= Frederick Williams (priest) =

Frederick Henry Williams (1826 - 22 August 1885) was a 19th-century Anglican clergyman, considered at the time to be a controversial figure.

==Personal life==
Williams was born at Skea House, County Fermanagh, Ireland in 1826, the son of George Campbell Williams, his mother's maiden name was Harrold. Frederick Henry Williams married Jane Susannah Gael in London on 3 June 1863 and was divorced 7 June 1882. They had one son, George Frederick Charles Williams. Frederick Henry Williams died 22 August 1885 aged 59 in Grahamstown, South Africa.

==Grahamstown Cathedral==
Williams was appointed Dean of Grahamstown 1865. Various schemes had been discussed from time to time for the building of a more worthy Cathedral, but nothing was done until 1874, when it was discovered that the original tower, in which the town clock had been placed, was in danger.

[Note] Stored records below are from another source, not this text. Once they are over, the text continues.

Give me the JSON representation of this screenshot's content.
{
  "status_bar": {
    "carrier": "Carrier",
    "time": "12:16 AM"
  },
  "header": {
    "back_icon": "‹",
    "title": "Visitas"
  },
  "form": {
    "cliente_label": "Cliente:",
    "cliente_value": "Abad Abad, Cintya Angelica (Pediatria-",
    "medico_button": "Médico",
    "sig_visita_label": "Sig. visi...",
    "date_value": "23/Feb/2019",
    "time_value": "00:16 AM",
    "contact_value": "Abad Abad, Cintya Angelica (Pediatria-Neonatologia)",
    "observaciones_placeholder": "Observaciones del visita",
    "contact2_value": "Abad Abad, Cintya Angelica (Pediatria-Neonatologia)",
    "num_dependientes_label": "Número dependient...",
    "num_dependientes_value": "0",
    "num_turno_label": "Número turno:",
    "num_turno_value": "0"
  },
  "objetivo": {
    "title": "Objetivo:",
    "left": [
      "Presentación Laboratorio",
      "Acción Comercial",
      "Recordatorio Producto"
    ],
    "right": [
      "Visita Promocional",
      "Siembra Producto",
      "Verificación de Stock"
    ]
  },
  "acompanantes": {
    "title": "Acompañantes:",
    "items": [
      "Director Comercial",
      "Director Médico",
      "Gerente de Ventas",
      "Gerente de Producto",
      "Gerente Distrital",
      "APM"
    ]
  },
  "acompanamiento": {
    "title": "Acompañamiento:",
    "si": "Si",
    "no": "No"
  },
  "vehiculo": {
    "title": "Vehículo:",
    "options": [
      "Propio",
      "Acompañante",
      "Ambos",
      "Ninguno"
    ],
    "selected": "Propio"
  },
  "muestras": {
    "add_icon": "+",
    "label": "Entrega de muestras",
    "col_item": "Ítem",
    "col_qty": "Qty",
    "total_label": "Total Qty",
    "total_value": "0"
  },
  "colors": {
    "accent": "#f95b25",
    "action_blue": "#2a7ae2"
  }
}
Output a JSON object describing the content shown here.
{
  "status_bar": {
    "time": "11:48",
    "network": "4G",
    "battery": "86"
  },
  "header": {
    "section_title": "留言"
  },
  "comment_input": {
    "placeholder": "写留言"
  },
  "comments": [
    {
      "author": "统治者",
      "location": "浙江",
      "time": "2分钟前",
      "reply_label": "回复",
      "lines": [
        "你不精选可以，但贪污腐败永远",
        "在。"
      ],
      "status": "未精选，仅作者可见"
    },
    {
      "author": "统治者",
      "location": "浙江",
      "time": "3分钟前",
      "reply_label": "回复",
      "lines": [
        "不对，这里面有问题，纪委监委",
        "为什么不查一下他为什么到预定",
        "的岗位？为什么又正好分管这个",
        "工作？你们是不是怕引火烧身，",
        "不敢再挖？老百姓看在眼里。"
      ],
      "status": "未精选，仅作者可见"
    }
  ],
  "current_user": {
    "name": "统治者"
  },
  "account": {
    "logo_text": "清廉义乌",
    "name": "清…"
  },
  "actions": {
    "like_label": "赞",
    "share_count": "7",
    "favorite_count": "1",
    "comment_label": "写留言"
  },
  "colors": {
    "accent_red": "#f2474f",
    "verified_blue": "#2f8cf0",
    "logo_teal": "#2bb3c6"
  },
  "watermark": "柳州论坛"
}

Dean Williams at once set about the work of collecting funds, and was loyally supported by the vestry. Plans were prepared for the tower and spire as part of a complete new building by Sir George Gilbert Scott, at that time the outstanding leader of the Gothic revival. He made a free gift to Grahamstown of the various plans and working details, and the building of the "Public Clock Tower", as it was called, was carried through by the committee without employing a contractor. Liberal help was received from Port Elizabeth, and the tower was erected for £5,171 17s. 11d. This was exclusive of £1,200 for the bells, raised mainly by the civil commissioner, Mr Huntly, and Mr Robert King of Port Elizabeth. The tower and spire were finished in 1878, Dean Williams made the ultimate re-building of the cathedral on the present scale inevitable.

== Ecclesiastical controversy==
The Diocese of Grahamstown was founded in 1853 with John Armstrong as the first bishop. During the oversight of the third bishop, Nathaniel Merriman and while Frederick Henry Williams was Dean conflict arose between the two regarding the status of the Church of the Province of Southern Africa versus the Church of England and the validity of the appointments of bishops. Dean Williams then excluded Bishop Merriman from his Cathedral. This action resulted in many court cases which Williams won. After Merriman's death in 1882, Allan Webb was made bishop, and he too was excluded from the cathedral by Williams. Webb set up his cathedral (the Pro-cathedral of St Michael) in November 1883 in what was the ice rink, a zinc building which stood where the post office now is.

==Personal controversy==
The 1884 court case of Williams v Shaw, in which “the Very Rev Frederick Henry Williams, DD, clerk in Holy Orders and the colonial chaplain, rector and dean of St George’s, Grahamstown”, brought a defamation action against William Bunting Shaw, an “enrolled agent of the Grahamstown magistrate’s court”. Williams claimed £1 000 from Shaw, saying he had falsely said that he, Williams, had been guilty of infidelity to his wife, was a liar, a thief – and an atheist. The court found so much of what Shaw had claimed was proved true that the untrue defamatory matter left over warranted only nominal damages. They ordered the parties to pay their own costs and awarded Williams just a shilling.